Oh oops didn’t notice people were still responding.
@everyone good to know.. kinda relieved because I’m using unsigned.

An arithmetic shift always shift in a copy of the sign bit.

This is incorrect. Arithmetic shift is equivalent to integer division by a power of 2, regardless of how the CPU represents signed integers. For example, in a CPU that represents integers like this:

-16 = 00000
...
-1 = 01111
0 = 10000
1 = 10001
...
15 = 11111

arithmetic shift and bitwise shift would be quite different.

helios wrote:
Arithmetic shift is equivalent to integer division by a power of 2

This is incorrect. :-)
https://en.wikipedia.org/wiki/Arithmetic_shift#Non-equivalence_of_arithmetic_right_shift_and_division


Still, point taken. But the only common place I know of that uses the "biased" representation is in floating point exponents (for some reason).

jonin wrote:
or, bluntly, java needed >>> because java forgot to allow unsigned int types.

Well, that's interesting!

We should make it very clear that in C++ (and C) right-shifts should probably only be used with unsigned integers (or possibly positive values of signed integers).
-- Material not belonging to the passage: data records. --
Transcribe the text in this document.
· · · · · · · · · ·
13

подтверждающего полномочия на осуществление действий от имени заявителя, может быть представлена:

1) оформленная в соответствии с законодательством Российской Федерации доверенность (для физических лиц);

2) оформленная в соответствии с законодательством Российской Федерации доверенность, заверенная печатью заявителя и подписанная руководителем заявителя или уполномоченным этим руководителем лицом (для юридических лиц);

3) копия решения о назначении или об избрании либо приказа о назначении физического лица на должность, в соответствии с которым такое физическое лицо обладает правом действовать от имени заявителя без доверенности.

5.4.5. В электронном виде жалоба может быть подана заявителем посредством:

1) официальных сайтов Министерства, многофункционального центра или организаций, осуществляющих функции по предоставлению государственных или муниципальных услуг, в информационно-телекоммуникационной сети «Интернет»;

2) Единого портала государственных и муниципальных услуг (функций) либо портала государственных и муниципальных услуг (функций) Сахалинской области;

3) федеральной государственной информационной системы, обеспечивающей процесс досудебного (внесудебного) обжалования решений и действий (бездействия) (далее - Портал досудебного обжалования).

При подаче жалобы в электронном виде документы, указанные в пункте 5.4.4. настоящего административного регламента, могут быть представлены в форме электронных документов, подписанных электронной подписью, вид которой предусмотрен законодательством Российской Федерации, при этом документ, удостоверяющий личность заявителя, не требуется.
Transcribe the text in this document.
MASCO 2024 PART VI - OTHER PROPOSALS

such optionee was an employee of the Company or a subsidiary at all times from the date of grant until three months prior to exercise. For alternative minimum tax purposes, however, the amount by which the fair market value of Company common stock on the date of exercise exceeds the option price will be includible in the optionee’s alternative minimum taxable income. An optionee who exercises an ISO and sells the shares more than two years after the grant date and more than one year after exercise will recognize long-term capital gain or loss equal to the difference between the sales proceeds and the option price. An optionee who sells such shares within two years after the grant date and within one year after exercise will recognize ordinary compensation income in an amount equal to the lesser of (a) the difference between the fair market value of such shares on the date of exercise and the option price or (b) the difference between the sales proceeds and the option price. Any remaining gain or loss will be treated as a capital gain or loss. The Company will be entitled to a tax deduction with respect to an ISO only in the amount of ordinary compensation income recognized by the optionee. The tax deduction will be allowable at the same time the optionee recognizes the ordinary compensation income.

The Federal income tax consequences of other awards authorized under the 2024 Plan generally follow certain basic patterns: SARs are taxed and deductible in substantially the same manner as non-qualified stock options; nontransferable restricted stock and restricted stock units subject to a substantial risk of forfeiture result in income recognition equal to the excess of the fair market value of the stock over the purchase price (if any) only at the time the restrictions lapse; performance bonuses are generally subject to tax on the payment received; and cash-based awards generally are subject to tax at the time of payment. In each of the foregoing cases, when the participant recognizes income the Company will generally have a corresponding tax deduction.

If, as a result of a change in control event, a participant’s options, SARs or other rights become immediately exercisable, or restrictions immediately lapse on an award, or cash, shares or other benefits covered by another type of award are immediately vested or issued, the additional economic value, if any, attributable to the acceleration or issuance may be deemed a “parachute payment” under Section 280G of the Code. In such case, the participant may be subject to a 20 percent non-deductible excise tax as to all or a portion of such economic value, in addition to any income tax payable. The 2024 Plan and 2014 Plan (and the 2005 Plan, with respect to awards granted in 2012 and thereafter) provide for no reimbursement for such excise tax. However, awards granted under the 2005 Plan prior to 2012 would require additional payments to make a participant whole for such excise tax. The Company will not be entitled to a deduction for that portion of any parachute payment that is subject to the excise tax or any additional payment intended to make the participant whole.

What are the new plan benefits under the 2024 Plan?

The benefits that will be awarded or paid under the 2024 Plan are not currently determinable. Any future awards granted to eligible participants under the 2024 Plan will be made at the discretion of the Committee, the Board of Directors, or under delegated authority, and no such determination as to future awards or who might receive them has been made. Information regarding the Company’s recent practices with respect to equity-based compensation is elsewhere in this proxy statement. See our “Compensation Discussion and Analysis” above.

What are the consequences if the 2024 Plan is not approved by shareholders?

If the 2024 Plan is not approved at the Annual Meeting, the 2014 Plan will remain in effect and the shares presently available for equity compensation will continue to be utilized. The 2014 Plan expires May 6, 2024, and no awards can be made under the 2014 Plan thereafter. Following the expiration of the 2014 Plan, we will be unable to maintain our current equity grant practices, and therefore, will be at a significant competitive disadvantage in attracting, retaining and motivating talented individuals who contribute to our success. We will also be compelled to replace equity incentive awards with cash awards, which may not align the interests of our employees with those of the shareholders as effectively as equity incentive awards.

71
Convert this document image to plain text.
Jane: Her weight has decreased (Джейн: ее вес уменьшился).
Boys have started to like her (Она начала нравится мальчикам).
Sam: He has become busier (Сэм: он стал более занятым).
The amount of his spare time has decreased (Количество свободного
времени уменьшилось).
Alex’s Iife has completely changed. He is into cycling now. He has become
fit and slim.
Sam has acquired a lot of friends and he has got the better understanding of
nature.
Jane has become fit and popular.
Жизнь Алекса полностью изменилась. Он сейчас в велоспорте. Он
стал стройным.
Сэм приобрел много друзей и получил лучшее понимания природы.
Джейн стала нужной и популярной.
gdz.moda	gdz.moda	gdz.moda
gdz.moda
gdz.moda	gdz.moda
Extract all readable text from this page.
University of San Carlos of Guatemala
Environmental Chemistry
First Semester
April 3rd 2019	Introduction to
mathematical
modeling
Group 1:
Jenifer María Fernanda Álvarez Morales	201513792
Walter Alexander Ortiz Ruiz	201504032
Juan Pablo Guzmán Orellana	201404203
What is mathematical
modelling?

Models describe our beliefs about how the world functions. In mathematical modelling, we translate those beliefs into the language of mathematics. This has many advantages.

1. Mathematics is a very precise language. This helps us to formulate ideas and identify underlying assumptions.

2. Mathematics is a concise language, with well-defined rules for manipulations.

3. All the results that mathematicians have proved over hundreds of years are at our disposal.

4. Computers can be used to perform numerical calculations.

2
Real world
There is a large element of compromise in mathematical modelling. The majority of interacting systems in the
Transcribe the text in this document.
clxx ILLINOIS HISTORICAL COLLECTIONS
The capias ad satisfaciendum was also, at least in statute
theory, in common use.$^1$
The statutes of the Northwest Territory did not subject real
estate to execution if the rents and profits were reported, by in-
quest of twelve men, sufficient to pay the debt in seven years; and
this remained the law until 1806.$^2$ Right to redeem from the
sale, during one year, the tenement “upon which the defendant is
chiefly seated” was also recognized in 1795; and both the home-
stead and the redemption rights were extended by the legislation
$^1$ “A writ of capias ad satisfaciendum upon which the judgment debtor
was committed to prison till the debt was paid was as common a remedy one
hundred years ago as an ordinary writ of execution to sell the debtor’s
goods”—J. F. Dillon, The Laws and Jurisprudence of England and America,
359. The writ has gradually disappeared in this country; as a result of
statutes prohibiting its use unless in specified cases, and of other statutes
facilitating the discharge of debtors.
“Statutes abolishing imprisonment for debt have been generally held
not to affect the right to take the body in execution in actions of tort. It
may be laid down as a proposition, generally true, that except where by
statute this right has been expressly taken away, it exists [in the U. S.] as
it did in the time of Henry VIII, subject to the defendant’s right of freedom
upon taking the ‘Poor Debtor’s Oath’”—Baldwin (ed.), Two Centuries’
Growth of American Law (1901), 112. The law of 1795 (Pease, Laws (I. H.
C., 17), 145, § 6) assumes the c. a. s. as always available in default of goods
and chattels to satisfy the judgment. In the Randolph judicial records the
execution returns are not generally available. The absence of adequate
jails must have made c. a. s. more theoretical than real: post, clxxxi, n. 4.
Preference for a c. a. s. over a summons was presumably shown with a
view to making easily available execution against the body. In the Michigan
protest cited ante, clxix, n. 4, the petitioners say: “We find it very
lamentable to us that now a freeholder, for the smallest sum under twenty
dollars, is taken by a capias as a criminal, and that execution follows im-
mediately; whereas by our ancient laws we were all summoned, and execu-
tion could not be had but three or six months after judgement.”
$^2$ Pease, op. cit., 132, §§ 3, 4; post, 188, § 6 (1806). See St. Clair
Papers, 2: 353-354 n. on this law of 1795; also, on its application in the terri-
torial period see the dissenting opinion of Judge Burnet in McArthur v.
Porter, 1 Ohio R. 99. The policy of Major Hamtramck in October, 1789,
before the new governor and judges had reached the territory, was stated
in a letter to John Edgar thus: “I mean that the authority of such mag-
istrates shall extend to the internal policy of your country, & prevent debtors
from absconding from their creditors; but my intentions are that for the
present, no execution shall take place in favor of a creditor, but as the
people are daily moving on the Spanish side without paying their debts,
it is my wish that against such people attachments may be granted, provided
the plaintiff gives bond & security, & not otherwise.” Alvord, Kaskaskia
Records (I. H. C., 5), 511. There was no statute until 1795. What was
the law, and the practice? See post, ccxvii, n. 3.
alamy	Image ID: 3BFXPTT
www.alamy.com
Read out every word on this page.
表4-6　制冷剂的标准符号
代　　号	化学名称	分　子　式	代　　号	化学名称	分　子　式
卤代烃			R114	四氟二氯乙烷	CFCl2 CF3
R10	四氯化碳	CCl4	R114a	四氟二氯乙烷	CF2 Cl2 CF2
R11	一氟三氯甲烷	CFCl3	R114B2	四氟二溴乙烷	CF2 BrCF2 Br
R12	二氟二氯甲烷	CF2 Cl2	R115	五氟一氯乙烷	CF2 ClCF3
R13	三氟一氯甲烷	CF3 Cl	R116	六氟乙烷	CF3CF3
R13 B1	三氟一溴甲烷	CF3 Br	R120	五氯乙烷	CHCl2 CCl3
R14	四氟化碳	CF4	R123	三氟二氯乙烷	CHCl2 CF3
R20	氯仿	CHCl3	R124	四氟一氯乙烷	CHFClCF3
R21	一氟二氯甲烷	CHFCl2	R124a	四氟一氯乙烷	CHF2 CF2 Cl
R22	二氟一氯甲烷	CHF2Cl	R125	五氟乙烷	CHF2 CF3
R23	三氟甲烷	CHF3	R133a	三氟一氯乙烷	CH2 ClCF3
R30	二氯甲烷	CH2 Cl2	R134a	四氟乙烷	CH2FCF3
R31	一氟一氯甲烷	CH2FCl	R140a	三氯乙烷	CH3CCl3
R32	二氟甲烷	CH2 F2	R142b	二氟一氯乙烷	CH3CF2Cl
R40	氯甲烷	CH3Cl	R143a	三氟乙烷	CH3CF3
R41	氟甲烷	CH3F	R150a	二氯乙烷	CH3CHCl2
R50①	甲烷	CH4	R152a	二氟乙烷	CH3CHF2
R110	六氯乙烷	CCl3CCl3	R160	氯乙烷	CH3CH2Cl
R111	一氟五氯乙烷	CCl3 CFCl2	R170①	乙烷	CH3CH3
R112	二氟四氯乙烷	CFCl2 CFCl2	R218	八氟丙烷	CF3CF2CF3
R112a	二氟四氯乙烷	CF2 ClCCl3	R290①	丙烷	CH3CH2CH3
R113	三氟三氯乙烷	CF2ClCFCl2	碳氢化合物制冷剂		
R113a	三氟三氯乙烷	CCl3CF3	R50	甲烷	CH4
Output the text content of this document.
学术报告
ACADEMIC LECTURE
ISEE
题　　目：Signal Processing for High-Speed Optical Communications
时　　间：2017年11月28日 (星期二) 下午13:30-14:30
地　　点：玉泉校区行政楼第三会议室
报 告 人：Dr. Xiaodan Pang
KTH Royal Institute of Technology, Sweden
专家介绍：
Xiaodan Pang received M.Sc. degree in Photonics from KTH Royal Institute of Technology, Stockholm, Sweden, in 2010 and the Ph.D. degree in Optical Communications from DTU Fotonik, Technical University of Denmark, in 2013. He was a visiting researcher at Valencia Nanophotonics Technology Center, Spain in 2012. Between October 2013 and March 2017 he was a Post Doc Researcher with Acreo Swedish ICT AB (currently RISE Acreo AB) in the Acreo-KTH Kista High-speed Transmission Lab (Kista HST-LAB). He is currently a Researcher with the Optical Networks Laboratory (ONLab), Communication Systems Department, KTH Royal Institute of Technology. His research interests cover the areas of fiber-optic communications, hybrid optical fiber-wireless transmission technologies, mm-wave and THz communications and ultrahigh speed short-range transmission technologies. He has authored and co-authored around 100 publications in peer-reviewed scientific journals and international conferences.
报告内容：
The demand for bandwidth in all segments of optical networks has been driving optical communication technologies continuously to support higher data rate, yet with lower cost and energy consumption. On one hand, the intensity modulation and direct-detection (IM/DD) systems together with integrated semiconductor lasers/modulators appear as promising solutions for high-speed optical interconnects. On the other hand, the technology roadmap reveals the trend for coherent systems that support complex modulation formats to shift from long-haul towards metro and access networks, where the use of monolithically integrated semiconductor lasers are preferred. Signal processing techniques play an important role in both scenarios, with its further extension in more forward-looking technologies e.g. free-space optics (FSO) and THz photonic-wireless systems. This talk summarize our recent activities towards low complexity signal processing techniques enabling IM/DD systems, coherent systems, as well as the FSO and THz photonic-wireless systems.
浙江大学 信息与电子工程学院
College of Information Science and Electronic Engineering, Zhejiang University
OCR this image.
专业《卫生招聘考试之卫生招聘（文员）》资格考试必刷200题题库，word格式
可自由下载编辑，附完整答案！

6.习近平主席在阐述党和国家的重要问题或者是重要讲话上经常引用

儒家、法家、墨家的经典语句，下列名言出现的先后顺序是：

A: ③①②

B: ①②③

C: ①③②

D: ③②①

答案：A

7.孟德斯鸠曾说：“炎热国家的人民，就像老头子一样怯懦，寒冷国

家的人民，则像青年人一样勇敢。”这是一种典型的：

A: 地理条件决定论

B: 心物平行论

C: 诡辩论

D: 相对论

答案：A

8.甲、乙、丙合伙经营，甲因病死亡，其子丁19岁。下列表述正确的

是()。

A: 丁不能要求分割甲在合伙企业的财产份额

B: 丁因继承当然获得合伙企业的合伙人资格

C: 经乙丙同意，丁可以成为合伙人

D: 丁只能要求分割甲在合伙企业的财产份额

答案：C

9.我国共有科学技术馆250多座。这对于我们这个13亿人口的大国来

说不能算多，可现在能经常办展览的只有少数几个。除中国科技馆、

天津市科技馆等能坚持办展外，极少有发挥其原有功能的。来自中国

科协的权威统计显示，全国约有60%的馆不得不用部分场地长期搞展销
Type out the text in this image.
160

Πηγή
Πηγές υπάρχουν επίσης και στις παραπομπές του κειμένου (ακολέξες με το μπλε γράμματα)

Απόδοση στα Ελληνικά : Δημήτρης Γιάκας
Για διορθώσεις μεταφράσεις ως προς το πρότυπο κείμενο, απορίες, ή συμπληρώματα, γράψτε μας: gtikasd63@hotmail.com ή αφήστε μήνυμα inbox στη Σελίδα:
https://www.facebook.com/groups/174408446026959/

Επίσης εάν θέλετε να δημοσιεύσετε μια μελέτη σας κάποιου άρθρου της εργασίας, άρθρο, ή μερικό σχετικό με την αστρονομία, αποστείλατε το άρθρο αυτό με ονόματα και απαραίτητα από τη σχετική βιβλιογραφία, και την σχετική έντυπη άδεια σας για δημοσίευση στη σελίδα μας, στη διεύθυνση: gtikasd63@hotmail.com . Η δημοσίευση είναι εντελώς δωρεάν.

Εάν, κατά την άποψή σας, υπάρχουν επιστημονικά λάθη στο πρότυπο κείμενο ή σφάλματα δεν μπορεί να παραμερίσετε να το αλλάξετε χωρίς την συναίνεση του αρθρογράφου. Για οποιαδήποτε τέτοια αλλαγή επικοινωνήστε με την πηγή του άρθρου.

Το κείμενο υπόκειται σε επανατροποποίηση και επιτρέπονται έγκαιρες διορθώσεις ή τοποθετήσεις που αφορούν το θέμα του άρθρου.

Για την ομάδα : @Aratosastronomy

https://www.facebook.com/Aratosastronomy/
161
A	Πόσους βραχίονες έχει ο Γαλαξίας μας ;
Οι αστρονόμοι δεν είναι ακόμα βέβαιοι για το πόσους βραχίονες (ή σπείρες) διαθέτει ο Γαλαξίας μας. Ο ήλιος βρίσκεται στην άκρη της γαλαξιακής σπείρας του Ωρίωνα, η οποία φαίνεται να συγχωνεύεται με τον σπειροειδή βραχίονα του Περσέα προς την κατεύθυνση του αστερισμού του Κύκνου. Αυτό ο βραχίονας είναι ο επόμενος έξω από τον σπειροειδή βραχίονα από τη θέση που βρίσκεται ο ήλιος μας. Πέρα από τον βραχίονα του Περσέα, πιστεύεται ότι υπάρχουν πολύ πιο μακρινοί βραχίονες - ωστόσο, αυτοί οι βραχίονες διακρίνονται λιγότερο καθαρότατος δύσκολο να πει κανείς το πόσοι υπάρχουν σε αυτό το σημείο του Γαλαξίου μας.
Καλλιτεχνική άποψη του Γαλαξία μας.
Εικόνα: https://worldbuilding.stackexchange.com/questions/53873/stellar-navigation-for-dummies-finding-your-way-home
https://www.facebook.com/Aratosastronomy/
This is exactly why I never do bitwise operations on signed values. :-)

We should make it very clear that in C++ (and C) right-shifts should probably only be used with unsigned integers (or possibly positive values of signed integers).

It depends on what its for. If its something like a CRC32 algorithm, you just say (unsigned int)(variable) >> n; and its fine because you are just making a binary soup of the bit anyway, the result isn't of much numerical use, the actual value has no meaning apart from 'does it match a previous result of same data' or 'can I repair damaged bit with it' type questions.

If its something where you were dividing by a power of 2, it matters a whole lot.